– Они вовсе и не позволяли. Я сама так сделала, и все тут. И потом, по-моему, они думали, что на это требуется характер.
– Никто не говорит, что у тебя нет характера, Иви. Но существует предел моему попустительству. Черт что же мне теперь с тобой делать?
– Одно из двух, – сказала она, и голос ее окреп, как только она решила воспользоваться случаем и претворить в жизнь идею Риты. – Можешь со мной развестись и дать мне жить своей жизнью. Или... или...

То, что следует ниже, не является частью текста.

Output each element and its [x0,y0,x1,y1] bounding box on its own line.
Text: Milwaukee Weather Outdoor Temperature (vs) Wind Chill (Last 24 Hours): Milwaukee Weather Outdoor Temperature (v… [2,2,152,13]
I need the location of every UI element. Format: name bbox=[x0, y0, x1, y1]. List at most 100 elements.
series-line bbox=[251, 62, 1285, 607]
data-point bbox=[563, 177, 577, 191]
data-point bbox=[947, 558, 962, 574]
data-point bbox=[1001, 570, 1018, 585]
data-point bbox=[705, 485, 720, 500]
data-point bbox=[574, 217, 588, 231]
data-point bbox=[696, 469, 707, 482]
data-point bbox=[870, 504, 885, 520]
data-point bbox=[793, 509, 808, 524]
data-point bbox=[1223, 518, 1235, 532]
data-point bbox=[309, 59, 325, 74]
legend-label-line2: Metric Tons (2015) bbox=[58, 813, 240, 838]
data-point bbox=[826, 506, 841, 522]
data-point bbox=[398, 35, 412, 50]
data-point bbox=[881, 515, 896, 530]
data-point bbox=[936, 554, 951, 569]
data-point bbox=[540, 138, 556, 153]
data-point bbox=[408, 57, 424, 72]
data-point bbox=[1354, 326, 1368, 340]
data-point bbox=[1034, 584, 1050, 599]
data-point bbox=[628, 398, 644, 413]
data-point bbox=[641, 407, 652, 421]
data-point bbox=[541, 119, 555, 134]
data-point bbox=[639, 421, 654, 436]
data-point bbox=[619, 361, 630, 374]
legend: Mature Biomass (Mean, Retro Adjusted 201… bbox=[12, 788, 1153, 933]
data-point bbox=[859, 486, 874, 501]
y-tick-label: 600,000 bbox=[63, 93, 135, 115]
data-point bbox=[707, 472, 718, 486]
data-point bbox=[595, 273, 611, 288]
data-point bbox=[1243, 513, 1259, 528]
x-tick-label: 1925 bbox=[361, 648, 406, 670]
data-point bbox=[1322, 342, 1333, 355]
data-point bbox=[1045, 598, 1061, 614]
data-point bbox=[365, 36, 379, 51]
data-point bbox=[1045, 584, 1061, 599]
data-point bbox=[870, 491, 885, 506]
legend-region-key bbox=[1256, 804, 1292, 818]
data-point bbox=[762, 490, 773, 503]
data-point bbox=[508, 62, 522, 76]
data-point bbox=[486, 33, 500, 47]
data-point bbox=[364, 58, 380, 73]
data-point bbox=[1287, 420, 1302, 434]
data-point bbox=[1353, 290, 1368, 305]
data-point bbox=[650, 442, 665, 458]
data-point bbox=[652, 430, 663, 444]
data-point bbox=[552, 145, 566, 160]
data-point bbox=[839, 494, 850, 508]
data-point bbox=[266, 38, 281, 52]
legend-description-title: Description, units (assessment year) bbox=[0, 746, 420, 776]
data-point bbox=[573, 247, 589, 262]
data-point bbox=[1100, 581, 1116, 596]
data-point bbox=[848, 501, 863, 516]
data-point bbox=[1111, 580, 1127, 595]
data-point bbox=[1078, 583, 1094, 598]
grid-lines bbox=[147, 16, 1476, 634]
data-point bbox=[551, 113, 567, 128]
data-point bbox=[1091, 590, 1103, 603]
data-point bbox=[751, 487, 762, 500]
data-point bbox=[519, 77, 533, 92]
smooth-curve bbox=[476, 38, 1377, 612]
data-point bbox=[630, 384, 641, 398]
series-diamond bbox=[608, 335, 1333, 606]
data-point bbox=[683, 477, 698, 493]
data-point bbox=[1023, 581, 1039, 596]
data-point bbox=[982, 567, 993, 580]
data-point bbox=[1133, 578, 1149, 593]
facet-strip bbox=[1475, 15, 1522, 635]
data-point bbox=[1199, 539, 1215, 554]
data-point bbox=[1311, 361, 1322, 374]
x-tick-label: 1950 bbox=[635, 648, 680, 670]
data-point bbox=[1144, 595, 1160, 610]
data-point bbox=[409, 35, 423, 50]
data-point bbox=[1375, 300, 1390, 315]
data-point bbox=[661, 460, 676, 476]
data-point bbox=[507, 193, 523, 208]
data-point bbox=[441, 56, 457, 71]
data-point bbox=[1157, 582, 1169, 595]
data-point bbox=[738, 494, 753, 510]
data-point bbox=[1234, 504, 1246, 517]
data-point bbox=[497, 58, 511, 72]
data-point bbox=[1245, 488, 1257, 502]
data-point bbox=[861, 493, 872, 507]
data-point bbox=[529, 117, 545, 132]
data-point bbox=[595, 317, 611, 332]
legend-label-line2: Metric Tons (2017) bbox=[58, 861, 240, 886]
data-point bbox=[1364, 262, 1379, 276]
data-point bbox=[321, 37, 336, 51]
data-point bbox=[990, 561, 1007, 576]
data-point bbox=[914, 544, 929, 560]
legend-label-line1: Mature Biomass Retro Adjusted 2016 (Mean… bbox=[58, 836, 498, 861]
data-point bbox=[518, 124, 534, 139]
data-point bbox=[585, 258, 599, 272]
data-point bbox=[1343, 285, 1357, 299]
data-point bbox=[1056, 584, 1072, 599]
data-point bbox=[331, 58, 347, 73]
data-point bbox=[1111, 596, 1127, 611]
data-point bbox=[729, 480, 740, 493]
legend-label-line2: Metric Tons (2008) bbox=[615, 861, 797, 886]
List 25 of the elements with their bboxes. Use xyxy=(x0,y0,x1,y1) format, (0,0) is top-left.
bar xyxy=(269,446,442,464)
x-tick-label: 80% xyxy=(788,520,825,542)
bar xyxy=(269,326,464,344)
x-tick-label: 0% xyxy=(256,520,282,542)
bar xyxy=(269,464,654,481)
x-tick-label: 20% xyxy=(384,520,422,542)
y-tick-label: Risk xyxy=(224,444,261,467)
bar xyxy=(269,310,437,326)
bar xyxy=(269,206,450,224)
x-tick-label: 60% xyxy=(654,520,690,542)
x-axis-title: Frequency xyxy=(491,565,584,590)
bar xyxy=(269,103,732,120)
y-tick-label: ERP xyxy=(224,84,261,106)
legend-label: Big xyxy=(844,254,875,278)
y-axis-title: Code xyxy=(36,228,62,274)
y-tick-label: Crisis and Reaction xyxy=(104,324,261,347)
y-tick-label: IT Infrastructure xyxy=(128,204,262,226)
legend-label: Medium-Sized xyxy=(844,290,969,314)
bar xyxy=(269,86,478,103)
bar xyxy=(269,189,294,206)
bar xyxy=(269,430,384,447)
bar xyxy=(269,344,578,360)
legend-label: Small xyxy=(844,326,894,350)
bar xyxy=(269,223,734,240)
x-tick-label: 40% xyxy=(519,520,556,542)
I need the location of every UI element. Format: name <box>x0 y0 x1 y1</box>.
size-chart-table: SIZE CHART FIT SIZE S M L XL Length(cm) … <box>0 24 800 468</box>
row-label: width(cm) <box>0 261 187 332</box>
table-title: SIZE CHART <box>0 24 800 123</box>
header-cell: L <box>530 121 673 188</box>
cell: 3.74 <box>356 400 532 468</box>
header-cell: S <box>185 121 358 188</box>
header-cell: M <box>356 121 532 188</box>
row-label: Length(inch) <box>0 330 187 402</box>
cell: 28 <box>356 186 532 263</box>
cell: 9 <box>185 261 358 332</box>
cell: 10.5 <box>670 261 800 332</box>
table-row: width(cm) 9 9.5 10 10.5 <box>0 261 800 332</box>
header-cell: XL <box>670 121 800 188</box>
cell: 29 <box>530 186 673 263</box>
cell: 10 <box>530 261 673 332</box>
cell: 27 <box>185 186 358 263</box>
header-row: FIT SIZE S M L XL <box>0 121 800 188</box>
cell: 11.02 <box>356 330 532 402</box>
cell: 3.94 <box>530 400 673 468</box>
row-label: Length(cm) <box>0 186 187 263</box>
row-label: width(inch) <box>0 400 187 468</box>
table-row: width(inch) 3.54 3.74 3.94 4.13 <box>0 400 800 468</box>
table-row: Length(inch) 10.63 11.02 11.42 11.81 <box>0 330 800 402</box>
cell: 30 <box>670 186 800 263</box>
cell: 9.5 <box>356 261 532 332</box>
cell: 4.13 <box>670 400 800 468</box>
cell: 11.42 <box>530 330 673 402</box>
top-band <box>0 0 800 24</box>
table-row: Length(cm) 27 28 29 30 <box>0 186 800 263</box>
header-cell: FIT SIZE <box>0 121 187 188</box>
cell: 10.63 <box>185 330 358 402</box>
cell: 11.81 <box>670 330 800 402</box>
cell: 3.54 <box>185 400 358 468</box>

– Или что? – Он нетерпеливо рыкнул. Иви сглотнула. Двум смертям не быть, подумала она.
– Или сделать меня своей настоящей женой!
Следующие несколько секунд стоили многого. Лицо Георгоса на мгновение потрясение застыло, потом он как-то странно содрогнулся, словно ему было необходимо физически стряхнуть с себя внезапную оцепенелость. Но и после этого еще немного помолчал, не сводя с нее озадаченных голубых глаз.
– Смею спросить, что кроется за столь восхитительным предложением? Только не говори никаких глупостей по поводу того, что ты вдруг в меня влюбилась, потому что мы оба знаем, что это не так.
– Я не стала бы возмущать твой разум таким высказыванием. – Иви старалась, чтобы голос у нее звучал ровно, хотя решимость в нем быстро угасала. – Я... я не думаю, что вообще полюблю кого-нибудь. Но... мне бы хотелось когда-нибудь выйти замуж, иметь семью и... ну... когда я потеряла ребенка, ты тоже казался огорченным, и я подумала, возможно, тебе тоже хочется, чтобы в доме появился малыш. Если мы женаты и, кажется, преодолели нашу глупую вражду... почему бы... если... если...
Голос Иви становился все тише по мере того, как у него на лице проступала насмешливая ухмылка.
– Значит, Рита с тобой уже говорила, так? – понимающе спросил он.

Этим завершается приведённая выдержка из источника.